The sense of increasing stability that accompanied early afternoon gains stuck it out right through the close to send MBS out the door a tick higher than yesterday at 101-03.  10yr Tsy notes couldn't even manage a similarly "huge" tick movement, ending unchanged by 5pm standards with a yield of 3.61. 

The bulk of the excitement today, other than the 8 ticks between highs and lows in 4.5's that seemed to enjoy some AM volatility, was in the premium coupons where 5.5's and 6.0's rallied to the tune of a quarter point on freshly available details on how Fannie will participate in the 120+ day delinquency buyouts. This had the mortgage world buzzing quite a bit more than treasuries today with plenty of the volume coming up-in-coupon and readjusting various inter-coupon positions.  But as far as production level MBS, again, only a tick separates us from yesterday.
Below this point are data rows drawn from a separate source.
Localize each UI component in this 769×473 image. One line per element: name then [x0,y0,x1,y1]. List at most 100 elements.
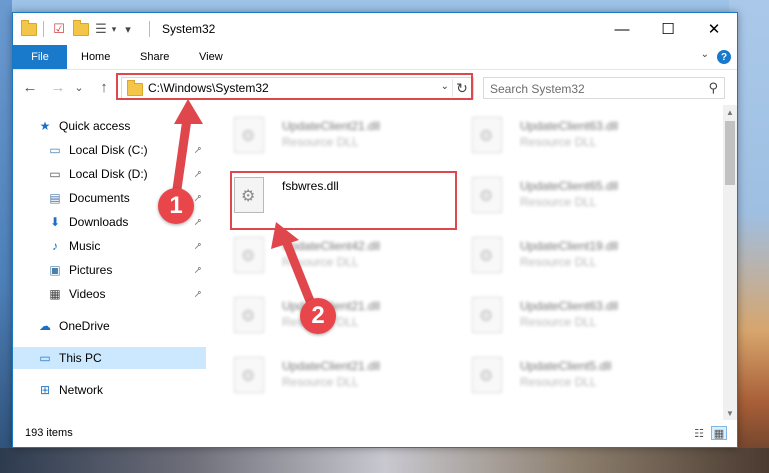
toolbar-separator [43,21,44,37]
sidebar-item-label: Local Disk (C:) [69,143,148,157]
sidebar-item[interactable]: ▣ Pictures ⊸ [13,259,206,281]
annotation-badge-1: 1 [158,188,194,224]
pin-icon[interactable]: ⊸ [191,239,205,253]
qa-customize-icon[interactable]: ▾ [123,21,133,37]
close-button[interactable]: ✕ [691,13,737,45]
pin-icon[interactable]: ⊸ [191,263,205,277]
sidebar-item-label: Pictures [69,263,113,277]
computer-icon: ▭ [39,351,51,365]
search-box[interactable]: ⚲ [483,77,725,99]
pin-icon[interactable]: ⊸ [191,143,205,157]
sidebar-item[interactable]: ▭ Local Disk (C:) ⊸ [13,139,206,161]
file-item[interactable]: UpdateClient63.dll Resource DLL [446,111,666,167]
annotation-badge-2: 2 [300,298,336,334]
file-name: UpdateClient63.dll [520,119,619,133]
download-icon: ⬇ [49,215,61,229]
tab-view[interactable]: View [199,45,223,69]
drive-icon: ▭ [49,167,61,181]
new-folder-icon[interactable] [73,19,89,37]
sidebar-item-label: Downloads [69,215,129,229]
dll-file-icon [234,297,264,333]
title-bar: ☑ ☰ ▾ ▾ System32 — ☐ ✕ [13,13,737,45]
file-item[interactable]: UpdateClient42.dll Resource DLL [208,231,428,287]
sidebar-item[interactable]: ▭ This PC [13,347,206,369]
file-highlight [230,171,457,230]
file-name: UpdateClient19.dll [520,239,619,253]
scroll-down-icon[interactable]: ▼ [723,406,737,420]
scroll-up-icon[interactable]: ▲ [723,105,737,119]
vertical-scrollbar[interactable]: ▲ ▼ [723,105,737,420]
minimize-button[interactable]: — [599,13,645,45]
help-icon[interactable]: ? [717,50,731,64]
folder-icon [21,19,37,37]
details-view-icon[interactable]: ☷ [691,426,707,440]
search-icon[interactable]: ⚲ [708,80,718,96]
sidebar-item[interactable]: ☁ OneDrive [13,315,206,337]
recent-locations-button[interactable]: ⌄ [73,78,85,96]
file-name: UpdateClient42.dll [282,239,381,253]
pin-icon[interactable]: ⊸ [191,287,205,301]
file-type: Resource DLL [282,135,359,149]
tab-home[interactable]: Home [81,45,110,69]
collapse-ribbon-icon[interactable]: ⌄ [701,49,709,60]
maximize-button[interactable]: ☐ [645,13,691,45]
sidebar-item-label: Music [69,239,101,253]
network-icon: ⊞ [39,383,51,397]
sidebar-item-label: OneDrive [59,319,110,333]
ribbon-tabs: File Home Share View ⌄ ? [13,45,737,70]
forward-button[interactable]: → [49,78,67,96]
video-icon: ▦ [49,287,61,301]
sidebar-item[interactable]: ▦ Videos ⊸ [13,283,206,305]
sidebar-item[interactable]: ▭ Local Disk (D:) ⊸ [13,163,206,185]
sidebar-item[interactable]: ⊞ Network [13,379,206,401]
desktop-background-left [0,0,12,473]
qa-dropdown-icon[interactable]: ▾ [109,21,119,37]
scroll-thumb[interactable] [725,121,735,185]
search-input[interactable] [488,80,702,98]
file-list: UpdateClient21.dllResource DLLUpdateClie… [206,105,723,420]
dll-file-icon [472,177,502,213]
sidebar-item[interactable]: ★ Quick access [13,115,206,137]
sidebar-item-label: Local Disk (D:) [69,167,148,181]
up-button[interactable]: ↑ [95,78,113,96]
file-item[interactable]: UpdateClient19.dll Resource DLL [446,231,666,287]
dll-file-icon [472,297,502,333]
dll-file-icon [234,357,264,393]
pictures-icon: ▣ [49,263,61,277]
properties-icon[interactable]: ☑ [51,21,67,37]
sidebar-item[interactable]: ♪ Music ⊸ [13,235,206,257]
pin-icon[interactable]: ⊸ [191,167,205,181]
tab-share[interactable]: Share [140,45,169,69]
window-title: System32 [162,22,216,36]
customize-toolbar-icon[interactable]: ☰ [93,21,109,37]
file-item[interactable]: UpdateClient21.dll Resource DLL [208,111,428,167]
documents-icon: ▤ [49,191,61,205]
back-button[interactable]: ← [21,78,39,96]
file-name: UpdateClient21.dll [282,119,381,133]
pin-icon[interactable]: ⊸ [191,215,205,229]
dll-file-icon [472,357,502,393]
cloud-icon: ☁ [39,319,51,333]
title-separator [149,21,150,37]
file-item[interactable]: UpdateClient21.dll Resource DLL [208,351,428,407]
file-name: UpdateClient5.dll [520,359,612,373]
file-name: UpdateClient63.dll [520,299,619,313]
dll-file-icon [234,237,264,273]
file-item[interactable]: UpdateClient5.dll Resource DLL [446,351,666,407]
sidebar-item-label: This PC [59,351,102,365]
navigation-pane: ★ Quick access ▭ Local Disk (C:) ⊸ ▭ Local Dis… [13,105,206,420]
large-icons-view-icon[interactable]: ▦ [711,426,727,440]
dll-file-icon [234,117,264,153]
file-item[interactable]: UpdateClient65.dll Resource DLL [446,171,666,227]
status-bar: 193 items ☷ ▦ [13,420,737,447]
file-type: Resource DLL [520,375,597,389]
tab-file[interactable]: File [13,45,67,69]
address-bar-highlight [116,73,473,100]
file-type: Resource DLL [520,315,597,329]
star-icon: ★ [39,119,51,133]
file-type: Resource DLL [520,135,597,149]
music-icon: ♪ [52,239,58,253]
file-type: Resource DLL [282,375,359,389]
item-count: 193 items [25,427,73,439]
file-item[interactable]: UpdateClient63.dll Resource DLL [446,291,666,347]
If you caught the Afternoon Commentary, not much changed about the chart above, leaving us to wonder how tomorrow will compare.  Fortunately, there is data on the calendar, and despite numerous aspects of the "Trader's Paradise" in full effect, at least bonds have been doing a better job of taking directional cues from data when available. 
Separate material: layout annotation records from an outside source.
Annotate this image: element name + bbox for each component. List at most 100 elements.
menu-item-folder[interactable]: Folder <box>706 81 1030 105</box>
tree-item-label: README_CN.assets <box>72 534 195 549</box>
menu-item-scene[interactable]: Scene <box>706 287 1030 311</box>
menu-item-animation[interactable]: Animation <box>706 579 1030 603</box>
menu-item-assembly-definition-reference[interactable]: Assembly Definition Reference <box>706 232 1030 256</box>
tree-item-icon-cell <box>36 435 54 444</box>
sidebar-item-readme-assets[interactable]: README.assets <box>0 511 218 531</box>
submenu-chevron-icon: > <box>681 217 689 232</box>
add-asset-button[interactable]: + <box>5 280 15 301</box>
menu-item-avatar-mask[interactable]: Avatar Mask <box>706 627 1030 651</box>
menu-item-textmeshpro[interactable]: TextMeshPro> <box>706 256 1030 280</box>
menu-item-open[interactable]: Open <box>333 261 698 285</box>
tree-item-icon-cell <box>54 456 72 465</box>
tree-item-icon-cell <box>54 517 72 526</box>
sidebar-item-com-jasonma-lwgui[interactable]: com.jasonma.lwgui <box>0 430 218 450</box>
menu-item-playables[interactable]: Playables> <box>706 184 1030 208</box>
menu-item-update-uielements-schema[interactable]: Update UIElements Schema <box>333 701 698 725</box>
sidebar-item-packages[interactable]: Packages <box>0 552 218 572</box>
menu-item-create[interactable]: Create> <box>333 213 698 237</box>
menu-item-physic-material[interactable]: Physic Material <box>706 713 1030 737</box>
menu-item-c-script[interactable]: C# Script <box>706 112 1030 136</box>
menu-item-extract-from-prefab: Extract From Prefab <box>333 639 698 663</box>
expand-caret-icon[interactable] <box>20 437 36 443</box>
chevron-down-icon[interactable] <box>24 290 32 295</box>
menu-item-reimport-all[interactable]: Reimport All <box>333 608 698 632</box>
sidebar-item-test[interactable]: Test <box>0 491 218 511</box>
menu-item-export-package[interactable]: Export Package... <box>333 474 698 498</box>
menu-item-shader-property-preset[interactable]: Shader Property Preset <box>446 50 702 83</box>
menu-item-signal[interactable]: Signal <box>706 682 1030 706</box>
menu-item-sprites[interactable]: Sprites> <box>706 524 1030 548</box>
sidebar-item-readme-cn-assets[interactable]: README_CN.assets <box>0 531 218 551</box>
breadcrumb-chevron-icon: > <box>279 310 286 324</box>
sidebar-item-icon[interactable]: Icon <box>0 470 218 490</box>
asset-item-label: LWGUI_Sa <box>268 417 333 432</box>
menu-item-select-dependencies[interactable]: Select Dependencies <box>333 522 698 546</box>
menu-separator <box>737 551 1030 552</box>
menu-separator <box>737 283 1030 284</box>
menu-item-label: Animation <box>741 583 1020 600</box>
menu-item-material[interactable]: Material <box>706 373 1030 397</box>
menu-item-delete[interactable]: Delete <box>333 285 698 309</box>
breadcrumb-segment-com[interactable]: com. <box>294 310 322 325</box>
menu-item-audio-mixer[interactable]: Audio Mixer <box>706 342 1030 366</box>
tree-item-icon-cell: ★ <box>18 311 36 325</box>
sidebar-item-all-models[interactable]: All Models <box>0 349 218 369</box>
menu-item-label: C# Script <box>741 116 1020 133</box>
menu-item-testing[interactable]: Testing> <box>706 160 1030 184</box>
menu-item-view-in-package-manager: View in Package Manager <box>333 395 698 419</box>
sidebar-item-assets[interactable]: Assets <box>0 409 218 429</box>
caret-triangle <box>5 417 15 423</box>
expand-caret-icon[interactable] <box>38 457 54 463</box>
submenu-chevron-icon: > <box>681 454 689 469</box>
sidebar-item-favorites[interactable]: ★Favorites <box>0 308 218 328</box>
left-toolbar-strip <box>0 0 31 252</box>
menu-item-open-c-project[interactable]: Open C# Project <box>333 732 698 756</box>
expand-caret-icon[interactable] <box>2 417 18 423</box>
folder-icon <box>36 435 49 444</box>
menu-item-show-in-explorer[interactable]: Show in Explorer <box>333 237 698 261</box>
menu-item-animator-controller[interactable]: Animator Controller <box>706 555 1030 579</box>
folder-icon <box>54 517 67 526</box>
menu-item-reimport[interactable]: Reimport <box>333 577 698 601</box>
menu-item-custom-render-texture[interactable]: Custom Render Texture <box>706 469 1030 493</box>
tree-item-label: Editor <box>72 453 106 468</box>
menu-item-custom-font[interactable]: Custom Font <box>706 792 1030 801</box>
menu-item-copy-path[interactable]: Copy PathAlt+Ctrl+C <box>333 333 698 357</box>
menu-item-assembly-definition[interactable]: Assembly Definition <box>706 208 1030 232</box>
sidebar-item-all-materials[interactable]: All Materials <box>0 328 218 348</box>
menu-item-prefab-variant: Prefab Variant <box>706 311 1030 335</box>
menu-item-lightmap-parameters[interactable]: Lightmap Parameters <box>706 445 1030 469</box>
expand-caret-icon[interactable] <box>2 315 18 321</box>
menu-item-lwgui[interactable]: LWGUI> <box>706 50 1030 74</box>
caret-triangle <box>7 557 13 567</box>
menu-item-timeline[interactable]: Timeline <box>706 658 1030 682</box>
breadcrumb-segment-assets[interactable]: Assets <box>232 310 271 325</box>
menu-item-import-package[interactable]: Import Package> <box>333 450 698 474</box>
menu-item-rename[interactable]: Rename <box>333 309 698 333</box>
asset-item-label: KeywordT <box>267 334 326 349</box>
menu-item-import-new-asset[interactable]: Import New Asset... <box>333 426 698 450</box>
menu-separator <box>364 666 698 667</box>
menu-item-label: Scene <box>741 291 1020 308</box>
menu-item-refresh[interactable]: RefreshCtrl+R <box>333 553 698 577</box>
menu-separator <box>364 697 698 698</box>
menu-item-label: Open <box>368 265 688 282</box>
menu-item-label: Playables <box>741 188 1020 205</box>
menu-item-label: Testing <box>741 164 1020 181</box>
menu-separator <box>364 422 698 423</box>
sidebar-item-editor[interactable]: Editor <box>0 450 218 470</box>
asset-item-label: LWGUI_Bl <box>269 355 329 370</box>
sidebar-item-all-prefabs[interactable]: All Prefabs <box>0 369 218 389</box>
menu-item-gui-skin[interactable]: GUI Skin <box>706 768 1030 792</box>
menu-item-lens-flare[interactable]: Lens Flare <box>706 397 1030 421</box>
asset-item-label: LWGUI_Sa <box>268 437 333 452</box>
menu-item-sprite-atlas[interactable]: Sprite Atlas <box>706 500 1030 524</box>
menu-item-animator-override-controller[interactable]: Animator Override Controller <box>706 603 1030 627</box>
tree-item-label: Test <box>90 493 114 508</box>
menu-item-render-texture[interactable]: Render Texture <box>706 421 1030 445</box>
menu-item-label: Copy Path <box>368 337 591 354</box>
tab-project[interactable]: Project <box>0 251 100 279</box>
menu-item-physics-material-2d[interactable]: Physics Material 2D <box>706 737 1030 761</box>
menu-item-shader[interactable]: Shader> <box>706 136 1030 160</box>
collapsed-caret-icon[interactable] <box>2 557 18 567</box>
Tomorrow's data has the potential to create some movement too.  3 years ago as I brutally slammed the ADP report month in and month out, I'd have laughed if you told me that I'd one day refer to it as even remotely significant, but here we are.  Increasingly (and largely at it's own "look at me guys!" request) the ADP employment numbers are being groomed as a good and timely proxy for NFP numbers.

So loathe as I am to admit it, any major variance always stands a chance to be seen as a suggestion for some sort of pre-NFP betting pool.  Normal bull/bear logic applies as far as which types of variances might do what.  Then 2 instances of Fed Speak at 9 and 915am, followed by ISM Non-manufactuing Index at 10am.   Lockhart rounds out the trifecta of fed-speak at 1pm, and for those who still won't be satiated with fed policy minutia, the Beige book hits at 2pm.

Bottom line, tomorrow is unlike today in the sense that we actually have some candidates to kick off the directionality.  But from there, unless part of the data (or a headline) is just ridiculously ridiculous, expect the framework of the range to have it's say before breaking down.